В 108-м НИИ получили мою радиограмму и приняли меры: специалисты института стали опускать весь блок в смолу и заливали его полностью, превращая в смоляной кирпич.
С тропической влажностью мы покончили, дела шли хорошо, станции работали замечательно. Ни один самолет, на котором была установлена «Сирена», не был ни подбит, ни сбит. Летчики называли ее «товарищ», что характеризовало отношение летчиков к нашей технике.
Но то, что летчики в воздухе друг другу говорили: «Товарищ предупреждает сзади «Сейбры»!» было небезопасным.
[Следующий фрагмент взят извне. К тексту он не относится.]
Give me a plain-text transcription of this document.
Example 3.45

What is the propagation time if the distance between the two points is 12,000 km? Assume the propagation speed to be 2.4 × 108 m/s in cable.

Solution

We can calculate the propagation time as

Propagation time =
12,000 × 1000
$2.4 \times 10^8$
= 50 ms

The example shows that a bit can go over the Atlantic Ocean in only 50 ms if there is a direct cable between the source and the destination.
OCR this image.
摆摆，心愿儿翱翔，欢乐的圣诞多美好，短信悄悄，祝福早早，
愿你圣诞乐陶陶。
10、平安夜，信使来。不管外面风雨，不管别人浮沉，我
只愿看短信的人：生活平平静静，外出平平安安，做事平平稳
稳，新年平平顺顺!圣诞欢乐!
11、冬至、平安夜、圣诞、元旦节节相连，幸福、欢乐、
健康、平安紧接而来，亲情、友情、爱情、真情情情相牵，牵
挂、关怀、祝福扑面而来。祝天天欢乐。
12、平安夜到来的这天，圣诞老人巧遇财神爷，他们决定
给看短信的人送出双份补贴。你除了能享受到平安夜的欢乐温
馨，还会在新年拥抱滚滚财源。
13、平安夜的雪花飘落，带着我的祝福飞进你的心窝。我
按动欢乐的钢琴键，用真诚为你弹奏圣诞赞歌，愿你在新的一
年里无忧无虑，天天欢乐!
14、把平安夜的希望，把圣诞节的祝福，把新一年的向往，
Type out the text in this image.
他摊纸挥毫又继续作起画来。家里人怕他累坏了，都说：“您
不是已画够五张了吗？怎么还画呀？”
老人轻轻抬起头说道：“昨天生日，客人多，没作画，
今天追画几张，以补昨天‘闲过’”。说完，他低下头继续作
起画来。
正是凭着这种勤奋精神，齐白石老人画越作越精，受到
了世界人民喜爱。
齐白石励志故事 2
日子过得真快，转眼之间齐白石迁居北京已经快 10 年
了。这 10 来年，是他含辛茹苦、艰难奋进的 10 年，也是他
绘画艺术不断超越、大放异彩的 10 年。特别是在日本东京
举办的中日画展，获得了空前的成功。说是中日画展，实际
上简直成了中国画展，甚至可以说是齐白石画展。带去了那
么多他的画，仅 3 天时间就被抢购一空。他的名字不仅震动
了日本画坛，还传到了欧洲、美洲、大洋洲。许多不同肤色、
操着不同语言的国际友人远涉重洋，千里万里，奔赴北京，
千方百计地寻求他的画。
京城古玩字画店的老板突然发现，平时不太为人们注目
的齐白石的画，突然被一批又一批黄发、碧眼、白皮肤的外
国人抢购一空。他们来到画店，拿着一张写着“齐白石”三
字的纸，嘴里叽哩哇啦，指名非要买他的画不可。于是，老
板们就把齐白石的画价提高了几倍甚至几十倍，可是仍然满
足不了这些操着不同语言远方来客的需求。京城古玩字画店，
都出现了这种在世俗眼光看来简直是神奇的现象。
Я пытался им растолковать, что, подслушав их в эфире, американцы поймут, что у нас есть какое-то оборудование, предупреждающее [69] пилотов о появлении самолетов, и постараются что-нибудь предпринять, например, станут выключать прицел и подходить к нашим самолетам с выключенным прицелом, тогда их будет трудно обнаружить. Но мои увещевания не помогали.
Тогда я пожаловался командиру корпуса, но генерал Лобов сказал, что, даже если американцы выключат свои прицелы и будут атаковать МИГи без прицелов, вряд ли у них что-нибудь получится. Во-первых, их летчики обучены стрелять только с прицелом, а без него они просто не попадут в цель, а во-вторых, если они выключат прицелы и будут включать их только перед самой атакой, то сбить МИГ практически невозможно: если летчик знает, что его атакуют даже с самой малой дальности, он мгновенно делает небольшой маневр, и вся синхронизация в американском прицеле нарушается прицельные метки тотчас же побегут в разные стороны. Но поскольку я уж очень настаивал, генерал пообещал вызвать вечером командира полка Шестакова, в полку которого летчики особенно часто упоминали о «товарище».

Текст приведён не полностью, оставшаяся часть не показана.